Are you ready to go eventing? A helpful fitness plan for a grassroots eventer

  • The eventing season is nearly here, so if you haven’t already done so, now is the time to prepare your horse’s fitness plan so he’s ready for his early events

    The following eventing fitness plan, suggested by leading riders, is based on a 12-week fittening programme from the time a horse comes in from the field after a complete break to their first event of the year. This plan assumes the horse has been on holiday, but has not been turned away following an injury. If the horse has been injured, please speak to your vet for an appropriate plan to bring the horse back into work.

    For a horse that has been kept in light work post-season, or one that has been hunting or competing in other disciplines, it would be appropriate pick up further down the line, as indicated. Each week would include six days exercise with one rest day.

    Week 1: around 30 minutes’ roadwork walking each day.

    Week 2: build up to 45 minutes’ walking on the road each day.

    Week 3: increase to 60 minutes’ walking on the road, incorporating a few more hills.

    A horse that has been lightly hacked, mostly in walk, three or four times a week over the winter can start their eventing fitness plan here.

    Week 4: introduce short spells of trotting (two minutes at a time) while out hacking on suitable surfaces.

    Week 5: increase time spent trotting and start to incorporate more varied terrain. Flatwork can also be introduced for 20 minutes at a time.
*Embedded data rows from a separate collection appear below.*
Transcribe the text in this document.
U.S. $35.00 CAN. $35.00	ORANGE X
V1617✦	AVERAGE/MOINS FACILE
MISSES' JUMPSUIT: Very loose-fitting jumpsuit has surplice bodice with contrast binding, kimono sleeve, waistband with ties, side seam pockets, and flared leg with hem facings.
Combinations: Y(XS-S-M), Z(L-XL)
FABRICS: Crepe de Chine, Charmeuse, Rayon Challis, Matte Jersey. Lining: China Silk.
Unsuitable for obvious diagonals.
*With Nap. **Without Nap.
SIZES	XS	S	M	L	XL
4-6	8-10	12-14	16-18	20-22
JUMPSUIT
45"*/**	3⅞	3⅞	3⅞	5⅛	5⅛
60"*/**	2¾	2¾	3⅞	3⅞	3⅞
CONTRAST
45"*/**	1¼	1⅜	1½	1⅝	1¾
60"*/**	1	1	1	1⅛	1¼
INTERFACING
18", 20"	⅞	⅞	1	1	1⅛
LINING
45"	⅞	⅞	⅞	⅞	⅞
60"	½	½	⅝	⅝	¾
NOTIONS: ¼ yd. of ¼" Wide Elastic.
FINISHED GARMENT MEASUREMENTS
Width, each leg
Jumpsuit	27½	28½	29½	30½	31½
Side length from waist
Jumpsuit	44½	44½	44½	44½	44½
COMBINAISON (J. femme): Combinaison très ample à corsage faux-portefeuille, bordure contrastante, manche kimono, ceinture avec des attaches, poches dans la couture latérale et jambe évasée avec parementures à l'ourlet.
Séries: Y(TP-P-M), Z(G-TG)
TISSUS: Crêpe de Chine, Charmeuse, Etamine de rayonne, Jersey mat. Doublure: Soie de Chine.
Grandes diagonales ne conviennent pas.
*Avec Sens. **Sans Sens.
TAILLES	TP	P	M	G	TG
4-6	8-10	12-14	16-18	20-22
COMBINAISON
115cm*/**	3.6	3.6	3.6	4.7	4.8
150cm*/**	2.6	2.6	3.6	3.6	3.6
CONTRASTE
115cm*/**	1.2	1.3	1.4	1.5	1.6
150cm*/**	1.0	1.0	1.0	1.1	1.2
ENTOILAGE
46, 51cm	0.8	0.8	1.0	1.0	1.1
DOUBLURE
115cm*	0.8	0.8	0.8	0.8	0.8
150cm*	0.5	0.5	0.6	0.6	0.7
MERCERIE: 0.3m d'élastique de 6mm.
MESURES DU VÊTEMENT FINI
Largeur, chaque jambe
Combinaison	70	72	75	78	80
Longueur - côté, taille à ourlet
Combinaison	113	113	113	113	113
This should be subtracted from — not in addition to — a 60 minutes hack.

    Week 6: start a rotated exercise programme of hacking, hill work, flatwork and a bit of jumping.

    Monday: one-hour hack including bursts of trotting and slow cantering, preferably up slight inclines.
    Tuesday: 20 minutes’ gentle flatwork plus 40-minute hack or hill work.
    Wednesday: as Monday.
    Thursday: some simple gridwork with a 20-minute warm-up and a 30-minute hack afterwards to cool down.
    Friday: as Tuesday.
    Saturday: as Monday and Wednesday.
    Sunday: day off.

    Week 7: as above, increasing the amount of hill work and slow cantering.

    Week 8: introduce more jump training and build up the slow canters on good, but varied ground, to around three or four minutes at time.

    A horse that has been in regular work in other disciplines, such as hunting or showjumping, can start their eventing fitness plan here.

    Week 9: introduce two lots of faster work/stronger canters this week, preferably on a slight incline. A dressage or small jumping show can be included this week.

    Week 10: aim to go cross-country schooling, but only do as much as your horse’s level of fitness allows. Keep up the cantering (once a week) and hill work (twice a week), and focus on more discipline-specific training.

    Week 11: a varied week of hill work, two strong canters, some discipline-specific training (possibly another cross-country schooling session or a jumping show) and relaxing hacking.

    Monday: 30 minutes’ flatwork plus 30-minute hack incorporating some hills.
    Tuesday: strong canter day — aim for double the amount of time you’ll be expecting your horse to gallop across country (ie for a four-minute course, aim for eight minutes total divided into two or three bursts).
    Wednesday: 45-minute jumping session plus 30-minute hack, or a jumping show.
    Thursday: as Monday.
    Friday: as Tuesday.
    Saturday: cross-country schooling or another training/competition outing.
    Sunday: day off.

    Week 12: your horse should be ready to compete, but listen to what they are telling you on the day and tailor your riding accordingly. Their adrenalin is likely to be high during their first event of the season so they may well be exuberant, but their fitness will only improve for the run, so use the first event to settle them back into their work and set them up for the season ahead.